Deputados denunciam irregularidades em contratação emergencial; Prefeitura nega

A Prefeitura de Juiz de Fora se posicionou sobre possíveis irregularidades apontadas pela deputada estadual Sheila Oliveira (PSL), juntamente com o deputado federal Charlles Evangelista (PSL), em vídeo que circula nas redes sociais.

No material, a deputada diz ser contra os estados de calamidade pública dos municípios de Minas e iniciou fiscalização nos contratos. Segundo ela, num primeiro momento, encontrou três contratos da Prefeitura com uma empresa, com possíveis irregularidades, totalizando quase R$ 2 milhões. Os contratos eram para aquisição de materiais hospitalares.
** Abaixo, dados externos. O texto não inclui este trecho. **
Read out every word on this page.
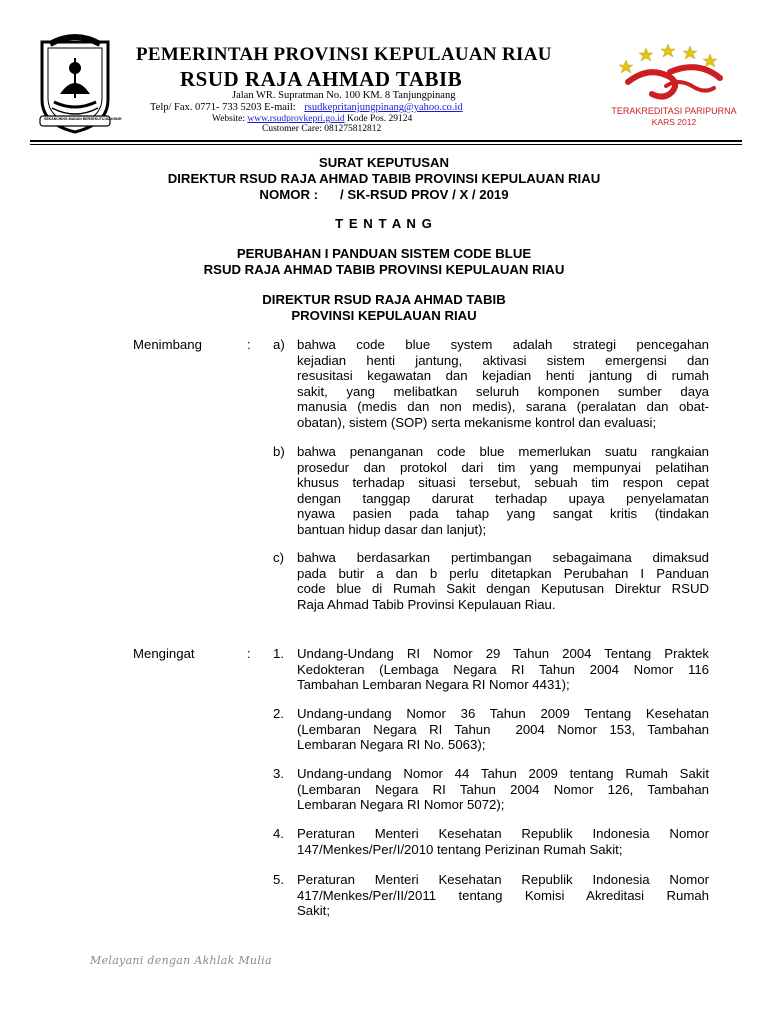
SEKANCHING-MANAN BERSEKUTU-MAKMUR
PEMERINTAH PROVINSI KEPULAUAN RIAU
RSUD RAJA AHMAD TABIB
Jalan WR. Supratman No. 100 KM. 8 Tanjungpinang
Telp/ Fax. 0771- 733 5203 E-mail: rsudkepritanjungpinang@yahoo.co.id
Website: www.rsudprovkepri.go.id Kode Pos. 29124
Customer Care: 081275812812
TERAKREDITASI PARIPURNA
KARS 2012
SURAT KEPUTUSAN
DIREKTUR RSUD RAJA AHMAD TABIB PROVINSI KEPULAUAN RIAU
NOMOR :      / SK-RSUD PROV / X / 2019
T E N T A N G
PERUBAHAN I PANDUAN SISTEM CODE BLUE
RSUD RAJA AHMAD TABIB PROVINSI KEPULAUAN RIAU
DIREKTUR RSUD RAJA AHMAD TABIB
PROVINSI KEPULAUAN RIAU
Menimbang	: a) bahwa code blue system adalah strategi pencegahan
kejadian henti jantung, aktivasi sistem emergensi dan
resusitasi kegawatan dan kejadian henti jantung di rumah
sakit, yang melibatkan seluruh komponen sumber daya
manusia (medis dan non medis), sarana (peralatan dan obat-
obatan), sistem (SOP) serta mekanisme kontrol dan evaluasi;
b) bahwa penanganan code blue memerlukan suatu rangkaian
prosedur dan protokol dari tim yang mempunyai pelatihan
khusus terhadap situasi tersebut, sebuah tim respon cepat
dengan tanggap darurat terhadap upaya penyelamatan
nyawa pasien pada tahap yang sangat kritis (tindakan
bantuan hidup dasar dan lanjut);
c) bahwa berdasarkan pertimbangan sebagaimana dimaksud
pada butir a dan b perlu ditetapkan Perubahan I Panduan
code blue di Rumah Sakit dengan Keputusan Direktur RSUD
Raja Ahmad Tabib Provinsi Kepulauan Riau.
Mengingat	: 1. Undang-Undang RI Nomor 29 Tahun 2004 Tentang Praktek
Kedokteran (Lembaga Negara RI Tahun 2004 Nomor 116
Tambahan Lembaran Negara RI Nomor 4431);
2. Undang-undang Nomor 36 Tahun 2009 Tentang Kesehatan
(Lembaran Negara RI Tahun  2004 Nomor 153, Tambahan
Lembaran Negara RI No. 5063);
3. Undang-undang Nomor 44 Tahun 2009 tentang Rumah Sakit
(Lembaran Negara RI Tahun 2004 Nomor 126, Tambahan
Lembaran Negara RI Nomor 5072);
4. Peraturan Menteri Kesehatan Republik Indonesia Nomor
147/Menkes/Per/I/2010 tentang Perizinan Rumah Sakit;
5. Peraturan Menteri Kesehatan Republik Indonesia Nomor
417/Menkes/Per/II/2011 tentang Komisi Akreditasi Rumah
Sakit;
Melayani dengan Akhlak Mulia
No vídeo, a parlamentar relatou que pesquisou a razão social e constatou que a empresa tem licença para vender equipamentos de informática. Esse empreendimento, conforme Sheila, tem a sede na cidade de Miguel Pereira, porém, quando chegou ao endereço citado, não encontrou o local. Além disso, a deputada Sheila mostrou que essa empresa é alvo de uma investigação do Ministério Público Federal, onde fazia parte como empresa fantasma em um esquema que fraudava licitações em cidades do estado do Rio de Janeiro.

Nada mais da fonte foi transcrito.